Fite, Leprosy, Animal

Fite, Leprosy, Animal Stained Histology Slide

Validation Stain: Fite


(+) Animal Spleen
Adhesive or Charged Slides: 
Superfrost +

Product Options:

Part # 4212A 10/set $99.30
Part # 4212B 98/set $809.60


Tissue:  Positive staining animal spleen.
Fixation: Formalin 10%, Phosphate Buffered (Part 1090).
Section/Glass: Paraffin sections cut at 4 microns on Superfrost™ Plus slides.
Quality Control Stain:  AFB, Fite quality control stained slide(s) included.
Reactivity: Guaranteed product specific reactivity for one year from date of receipt. Revalidate after one year to verify continued reactivity. 
Storage: 15-30°C in a light deprived and humidity controlled environment.
Intended Use: To verify histological techniques and reagent reactivity.

Before using unstained control slides, review the enclosed stained slide(s) to ensure that this tissue source is acceptable for testing needs.



With AFB, Fite Stain Kit: Part 91013A Individual Stain Solution
Solution A: Xylene/Peanut Oil, 2:1 500 ml Part 1449
Solution B: Carbol Fuchsin Stain, Ziehl-Neelsen 250 ml Part 1030
Solution C: Acid Alcohol 1% 250 ml Part 10011
Solution D: Light Green SF Yellowish 0.1%, Aqueous 250 ml Part 12203



Newcomer Supply Fite, Leprosy, Animal Control Slides are for the positive histochemical staining of Mycobacterium leprae, the causative agent of leprosy.



    1. Heat dry sections in oven according to your laboratory protocol.
    2. Filter Solution B: Carbol Fuchsin Stain, Ziehl-Neelsen with high quality filter paper.
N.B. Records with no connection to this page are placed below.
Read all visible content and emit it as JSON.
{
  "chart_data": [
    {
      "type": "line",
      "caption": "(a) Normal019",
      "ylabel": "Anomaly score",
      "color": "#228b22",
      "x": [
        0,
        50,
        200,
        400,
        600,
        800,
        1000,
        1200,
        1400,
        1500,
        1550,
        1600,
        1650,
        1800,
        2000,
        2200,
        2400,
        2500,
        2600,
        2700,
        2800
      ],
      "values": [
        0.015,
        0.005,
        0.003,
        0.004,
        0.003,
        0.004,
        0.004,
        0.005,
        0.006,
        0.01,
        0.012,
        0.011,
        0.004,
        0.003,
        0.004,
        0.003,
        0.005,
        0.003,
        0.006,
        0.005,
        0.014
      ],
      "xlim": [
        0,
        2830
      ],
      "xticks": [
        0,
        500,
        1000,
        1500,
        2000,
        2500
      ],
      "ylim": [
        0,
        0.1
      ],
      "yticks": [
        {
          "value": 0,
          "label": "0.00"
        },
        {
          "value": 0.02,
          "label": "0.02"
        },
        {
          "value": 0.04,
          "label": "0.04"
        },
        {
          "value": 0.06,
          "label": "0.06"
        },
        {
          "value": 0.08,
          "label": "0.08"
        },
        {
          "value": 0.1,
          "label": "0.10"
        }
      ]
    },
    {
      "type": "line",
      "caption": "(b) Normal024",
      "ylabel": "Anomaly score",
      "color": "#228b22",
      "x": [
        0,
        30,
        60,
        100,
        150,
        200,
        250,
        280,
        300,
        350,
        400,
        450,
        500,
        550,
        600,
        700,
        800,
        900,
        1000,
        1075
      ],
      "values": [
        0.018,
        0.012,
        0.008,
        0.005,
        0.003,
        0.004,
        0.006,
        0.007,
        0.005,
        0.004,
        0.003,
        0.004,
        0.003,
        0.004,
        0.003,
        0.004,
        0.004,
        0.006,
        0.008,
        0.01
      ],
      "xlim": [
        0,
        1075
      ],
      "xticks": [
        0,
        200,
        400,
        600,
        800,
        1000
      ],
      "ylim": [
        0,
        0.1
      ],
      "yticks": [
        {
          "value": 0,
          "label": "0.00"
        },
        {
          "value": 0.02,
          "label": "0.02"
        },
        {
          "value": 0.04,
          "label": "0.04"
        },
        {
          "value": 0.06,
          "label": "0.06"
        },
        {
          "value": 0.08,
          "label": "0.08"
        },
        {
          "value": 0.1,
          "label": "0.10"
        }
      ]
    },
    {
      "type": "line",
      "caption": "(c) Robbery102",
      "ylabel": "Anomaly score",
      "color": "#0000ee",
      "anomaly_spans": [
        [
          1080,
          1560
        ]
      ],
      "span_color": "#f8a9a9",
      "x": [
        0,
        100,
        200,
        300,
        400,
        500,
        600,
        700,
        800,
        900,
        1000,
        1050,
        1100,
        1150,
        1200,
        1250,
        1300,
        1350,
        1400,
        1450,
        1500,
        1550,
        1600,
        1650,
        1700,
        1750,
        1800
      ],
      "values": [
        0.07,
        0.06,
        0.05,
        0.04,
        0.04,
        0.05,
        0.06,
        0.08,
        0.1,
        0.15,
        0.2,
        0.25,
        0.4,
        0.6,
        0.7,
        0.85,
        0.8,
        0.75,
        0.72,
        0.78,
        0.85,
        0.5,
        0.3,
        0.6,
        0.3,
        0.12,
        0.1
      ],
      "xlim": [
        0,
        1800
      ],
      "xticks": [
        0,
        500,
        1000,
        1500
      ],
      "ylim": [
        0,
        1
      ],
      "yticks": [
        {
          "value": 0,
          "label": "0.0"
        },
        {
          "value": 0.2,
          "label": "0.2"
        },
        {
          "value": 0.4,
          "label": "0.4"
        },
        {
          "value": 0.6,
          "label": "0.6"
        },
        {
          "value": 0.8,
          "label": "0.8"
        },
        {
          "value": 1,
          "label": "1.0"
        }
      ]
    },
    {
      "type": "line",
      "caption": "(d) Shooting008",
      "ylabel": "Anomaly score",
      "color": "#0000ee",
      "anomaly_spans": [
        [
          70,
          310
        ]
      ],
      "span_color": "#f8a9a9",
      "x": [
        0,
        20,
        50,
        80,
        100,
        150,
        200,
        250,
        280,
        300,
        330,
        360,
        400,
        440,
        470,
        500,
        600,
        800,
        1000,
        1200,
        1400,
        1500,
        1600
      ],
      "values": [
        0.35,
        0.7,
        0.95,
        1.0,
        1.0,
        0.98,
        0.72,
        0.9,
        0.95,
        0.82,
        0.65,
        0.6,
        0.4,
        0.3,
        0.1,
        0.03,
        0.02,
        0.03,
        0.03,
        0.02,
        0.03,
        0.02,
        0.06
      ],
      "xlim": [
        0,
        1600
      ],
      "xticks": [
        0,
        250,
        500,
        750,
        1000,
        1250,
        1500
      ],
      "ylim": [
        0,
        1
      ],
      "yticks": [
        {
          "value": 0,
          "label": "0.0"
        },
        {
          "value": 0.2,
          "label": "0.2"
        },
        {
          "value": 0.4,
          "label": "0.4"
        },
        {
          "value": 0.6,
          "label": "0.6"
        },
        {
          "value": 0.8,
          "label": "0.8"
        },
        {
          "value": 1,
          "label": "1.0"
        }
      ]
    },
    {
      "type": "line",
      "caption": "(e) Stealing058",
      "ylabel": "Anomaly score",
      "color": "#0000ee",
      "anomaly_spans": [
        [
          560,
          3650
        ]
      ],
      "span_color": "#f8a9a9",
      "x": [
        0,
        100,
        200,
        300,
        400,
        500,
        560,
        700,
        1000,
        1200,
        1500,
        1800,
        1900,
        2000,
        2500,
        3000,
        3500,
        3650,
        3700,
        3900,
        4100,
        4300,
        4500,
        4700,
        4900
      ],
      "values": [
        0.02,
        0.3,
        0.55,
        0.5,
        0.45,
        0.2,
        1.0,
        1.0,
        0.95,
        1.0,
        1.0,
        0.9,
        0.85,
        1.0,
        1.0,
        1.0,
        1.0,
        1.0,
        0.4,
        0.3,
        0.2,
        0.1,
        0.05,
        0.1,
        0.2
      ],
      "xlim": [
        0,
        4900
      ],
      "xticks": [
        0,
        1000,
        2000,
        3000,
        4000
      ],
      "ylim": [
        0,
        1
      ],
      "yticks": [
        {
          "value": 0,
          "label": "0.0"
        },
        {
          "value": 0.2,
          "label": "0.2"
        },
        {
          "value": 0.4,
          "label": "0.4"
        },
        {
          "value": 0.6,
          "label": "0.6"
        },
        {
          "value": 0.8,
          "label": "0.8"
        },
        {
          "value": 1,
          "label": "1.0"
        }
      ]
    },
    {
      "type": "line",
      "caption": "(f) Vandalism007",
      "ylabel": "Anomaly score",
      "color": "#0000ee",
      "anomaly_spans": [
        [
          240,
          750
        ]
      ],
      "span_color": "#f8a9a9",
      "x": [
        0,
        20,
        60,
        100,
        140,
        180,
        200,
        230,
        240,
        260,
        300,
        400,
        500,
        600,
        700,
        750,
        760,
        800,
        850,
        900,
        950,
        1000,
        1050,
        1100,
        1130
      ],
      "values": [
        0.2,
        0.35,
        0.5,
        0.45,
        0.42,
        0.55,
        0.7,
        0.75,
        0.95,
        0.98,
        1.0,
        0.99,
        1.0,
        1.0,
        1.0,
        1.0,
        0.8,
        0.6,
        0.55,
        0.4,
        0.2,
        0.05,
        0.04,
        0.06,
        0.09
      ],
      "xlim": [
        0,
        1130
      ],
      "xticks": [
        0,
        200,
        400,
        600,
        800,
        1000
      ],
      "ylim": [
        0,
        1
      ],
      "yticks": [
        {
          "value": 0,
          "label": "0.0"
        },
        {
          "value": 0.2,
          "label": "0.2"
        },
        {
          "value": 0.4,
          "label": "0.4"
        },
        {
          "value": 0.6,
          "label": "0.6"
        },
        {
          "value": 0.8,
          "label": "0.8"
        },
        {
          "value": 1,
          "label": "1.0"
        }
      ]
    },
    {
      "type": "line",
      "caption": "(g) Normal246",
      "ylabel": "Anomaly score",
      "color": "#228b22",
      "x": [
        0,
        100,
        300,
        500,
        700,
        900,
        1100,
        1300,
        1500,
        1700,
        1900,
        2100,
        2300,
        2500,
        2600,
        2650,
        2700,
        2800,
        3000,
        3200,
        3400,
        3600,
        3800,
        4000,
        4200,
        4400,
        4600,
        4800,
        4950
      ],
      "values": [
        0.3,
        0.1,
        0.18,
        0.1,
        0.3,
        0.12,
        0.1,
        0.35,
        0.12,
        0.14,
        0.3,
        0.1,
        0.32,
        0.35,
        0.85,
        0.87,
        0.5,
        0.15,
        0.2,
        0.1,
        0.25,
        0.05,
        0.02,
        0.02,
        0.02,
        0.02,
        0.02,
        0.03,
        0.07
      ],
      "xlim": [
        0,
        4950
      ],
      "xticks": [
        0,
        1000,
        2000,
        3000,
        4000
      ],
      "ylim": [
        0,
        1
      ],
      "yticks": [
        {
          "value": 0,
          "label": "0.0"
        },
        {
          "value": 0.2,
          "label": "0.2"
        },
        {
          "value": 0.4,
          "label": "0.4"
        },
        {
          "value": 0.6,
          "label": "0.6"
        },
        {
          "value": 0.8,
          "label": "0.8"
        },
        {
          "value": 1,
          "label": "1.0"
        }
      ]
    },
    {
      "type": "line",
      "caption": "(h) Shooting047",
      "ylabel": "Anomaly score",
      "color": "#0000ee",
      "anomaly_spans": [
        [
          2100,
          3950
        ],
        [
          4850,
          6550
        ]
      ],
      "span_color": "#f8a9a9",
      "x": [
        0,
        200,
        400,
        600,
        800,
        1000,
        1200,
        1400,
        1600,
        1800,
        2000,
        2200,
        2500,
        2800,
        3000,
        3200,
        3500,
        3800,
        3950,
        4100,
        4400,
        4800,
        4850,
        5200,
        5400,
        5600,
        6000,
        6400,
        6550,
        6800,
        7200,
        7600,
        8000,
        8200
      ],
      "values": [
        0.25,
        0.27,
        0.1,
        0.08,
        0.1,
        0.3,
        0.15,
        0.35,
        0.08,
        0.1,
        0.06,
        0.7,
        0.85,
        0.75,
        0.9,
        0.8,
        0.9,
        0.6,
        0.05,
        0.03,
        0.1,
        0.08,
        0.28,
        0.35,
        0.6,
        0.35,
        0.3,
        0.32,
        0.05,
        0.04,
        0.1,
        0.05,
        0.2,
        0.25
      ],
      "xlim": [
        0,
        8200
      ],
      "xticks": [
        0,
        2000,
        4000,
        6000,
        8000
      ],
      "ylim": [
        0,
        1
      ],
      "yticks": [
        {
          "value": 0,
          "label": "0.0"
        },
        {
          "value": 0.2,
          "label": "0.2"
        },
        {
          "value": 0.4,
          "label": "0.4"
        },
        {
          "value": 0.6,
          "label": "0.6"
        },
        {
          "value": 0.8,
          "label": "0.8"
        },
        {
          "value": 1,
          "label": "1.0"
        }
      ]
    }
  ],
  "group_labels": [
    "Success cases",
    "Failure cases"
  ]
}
    1. Deparaffinize slides in Solution A: Xylene/Peanut Oil, 2:1, two changes for 10 minutes each.
        1. See Procedure Note #1.
    2. Drain slides, wipe off excess oil, and blot to opacity taking care to remove residual oil.
        1. See Procedure Note #2.
    3. Stain in freshly filtered Solution B: Carbol Fuchsin Stain, Ziehl-Neelsen for 15 minutes at room temperature.
    4. Rinse well in distilled water.
    5. Differentiate slides individually in Solution C: Acid Alcohol 1% until sections are light pink; 5-10 dips.
    6. Rinse well in distilled water.
    7. Counterstain in Solution D: Light Green SF Yellowish 0.1%, Aqueous; 5-10 dips.
    8. Rinse in distilled water.
    9. Blot excess water from slide and air-dry or oven-dry completely.
    10. Dip dried slides in xylene and coverslip with a compatible mounting medium.



Mycobacterium leprae Red
Other tissue elements Green



    1. Acid-fastness of leprosy organisms is enhanced when the waxy capsule is protected by the mixture of xylene/peanut oil and avoidance of dehydrating solutions.
    2. It is important to blot well, residual oil may produce staining artifact.
    3. If using a xylene substitute, follow manufacturer’s recommendation for coverslipping step.



    1. Carson, Freida L., and Christa Cappellano. Histotechnology: A Self-instructional Text. 5th ed. Chicago: ASCP Press, 2020. 215-216.
    2. Fite, George, P.J. Cambre and M.H. Turner. “Procedure for Demonstrating Lepra Bacilli in Paraffin Sections”. Archives of Pathology 43 (1947). 624-625.
    3. Sheehan, Dezna C., and Barbara B. Hrapchak. Theory and Practice of Histotechnology. 2nd ed. St. Louis: Mosby, 1980. 237.
    4. Modifications developed by Newcomer Supply Laboratory.